Management consultants to appear at Melbourne energy conference
A host of industry-leading consultants are due to appear at the upcoming Australian Energy Week conference in Melbourne, including representatives of McKinsey, Ernst & Young, Accenture and Nous Group.
The 11th annual Australian Energy Week conference is due to kick off on Monday the 19th of June at the Melbourne Convention and Exhibition Centre, with a packed three-day schedule of masterclasses, events and presentations.
Among this year’s crop of expert speakers are a number of leading industry consulting leaders, including those from event knowledge partner McKinsey & Company and gold and silver sponsors EY, Accenture and Nous Group.

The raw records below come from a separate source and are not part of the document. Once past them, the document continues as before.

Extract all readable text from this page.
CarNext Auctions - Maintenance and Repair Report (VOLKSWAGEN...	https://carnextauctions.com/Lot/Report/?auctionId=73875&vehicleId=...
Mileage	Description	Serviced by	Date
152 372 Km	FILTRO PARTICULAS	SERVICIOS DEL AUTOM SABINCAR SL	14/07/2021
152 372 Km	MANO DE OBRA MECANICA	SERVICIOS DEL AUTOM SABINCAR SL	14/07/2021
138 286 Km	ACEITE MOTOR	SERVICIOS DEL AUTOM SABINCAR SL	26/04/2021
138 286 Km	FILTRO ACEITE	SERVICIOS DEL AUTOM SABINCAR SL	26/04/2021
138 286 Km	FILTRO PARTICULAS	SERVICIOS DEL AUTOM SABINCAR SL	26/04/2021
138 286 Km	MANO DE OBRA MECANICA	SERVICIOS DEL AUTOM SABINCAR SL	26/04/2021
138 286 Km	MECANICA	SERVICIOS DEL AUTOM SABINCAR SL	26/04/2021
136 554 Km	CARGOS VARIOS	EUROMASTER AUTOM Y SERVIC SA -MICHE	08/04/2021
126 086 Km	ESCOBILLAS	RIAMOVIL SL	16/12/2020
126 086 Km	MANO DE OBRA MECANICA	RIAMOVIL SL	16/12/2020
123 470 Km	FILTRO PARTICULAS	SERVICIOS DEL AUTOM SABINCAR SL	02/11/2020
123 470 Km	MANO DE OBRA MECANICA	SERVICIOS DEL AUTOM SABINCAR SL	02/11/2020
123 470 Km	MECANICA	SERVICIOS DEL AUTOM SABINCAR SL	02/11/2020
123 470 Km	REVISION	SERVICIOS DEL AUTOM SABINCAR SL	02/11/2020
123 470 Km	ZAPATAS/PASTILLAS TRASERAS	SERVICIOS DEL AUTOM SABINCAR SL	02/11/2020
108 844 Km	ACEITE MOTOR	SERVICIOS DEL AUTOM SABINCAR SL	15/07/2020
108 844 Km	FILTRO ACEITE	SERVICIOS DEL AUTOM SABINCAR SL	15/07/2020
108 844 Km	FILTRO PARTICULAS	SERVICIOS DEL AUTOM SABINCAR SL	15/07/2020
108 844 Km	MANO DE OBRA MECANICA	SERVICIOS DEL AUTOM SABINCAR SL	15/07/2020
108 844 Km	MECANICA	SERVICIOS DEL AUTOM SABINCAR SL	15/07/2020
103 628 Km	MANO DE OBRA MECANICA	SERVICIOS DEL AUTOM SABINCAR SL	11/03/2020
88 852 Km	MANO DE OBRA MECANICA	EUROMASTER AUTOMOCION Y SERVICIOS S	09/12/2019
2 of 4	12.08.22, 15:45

The McKinsey contingent will be led by two-and-a-half-decade company veteran and partner Peter Lambert, an oil & gas expert who heads up the management consultancy’s Australia and New Zealand energy sector business out of Sydney. Lambert, who is also an official member of this year’s Energy Week advisory board, will deliver a presentation on the second day of the conference outlining the pathway to a decarbonised future.
Joining Lambert is Melbourne-based colleague Tarandeep Singh Ahuja, co-leader of the A/NZ energy practice and head of product development and procurement advisory for the Asia Pacific. A partner at McKinsey since 2013, Ahuja will moderate a CEO panel on energy market disruptions and the actions the sector needs to take now to achieve an effective transition, featuring the heads of Horizon Power, AGL, Ampol Australia, and Transgrid.
A partner in the firm’s sustainability practice in Brisbane since the beginning of the year, McKinsey’s Sophie Underwood will also serve as a moderator for a final-day Women in Energy breakfast panel discussion on re-imagining the energy sector in the short-term, with Australian Energy Market Commission (AEMC) and Australian Energy Regulator (AER) chairs Anna Collyer and Clare Savage among the featured guest speakers.
Professional services firm Ernst & Young will be represented by two speakers; EY Oceania energy market leader Igor Sadimenko, who will contribute to a discussion on the magnitude of infrastructure required for transition; and former top-level public servant Blair Comley of strategy wing EY Port Jackson Partners, appointed last year to lead the firm’s newly-launched Net Zero Centre. Comley will speak on energy transition incentives.
Accenture managing director Julie Romanet-Perroux will meanwhile appear twice as part of the conference’s ‘Future Retail’ stream, as a panelist on the question of how energy retailing can be re-invented to produce better consumer outcomes, and as a presenter on the topic of Energy-as-a-Service. Romanet-Perroux was recruited last year from Accenture’s Paris office to lead the local resources sector energy transition practice.
Lastly, three-decade public sector and policy veteran Richard Bolt, who joined the Melbourne office of management consultancy Nous Group as a principal at the beginning of 2020 to provide thought leadership and advice on complex issues such as energy transition, infrastructure, and economic development, will deliver a presentation on re-engineering the grid stream and realities of net-zero in mapping out a strategic transition journey.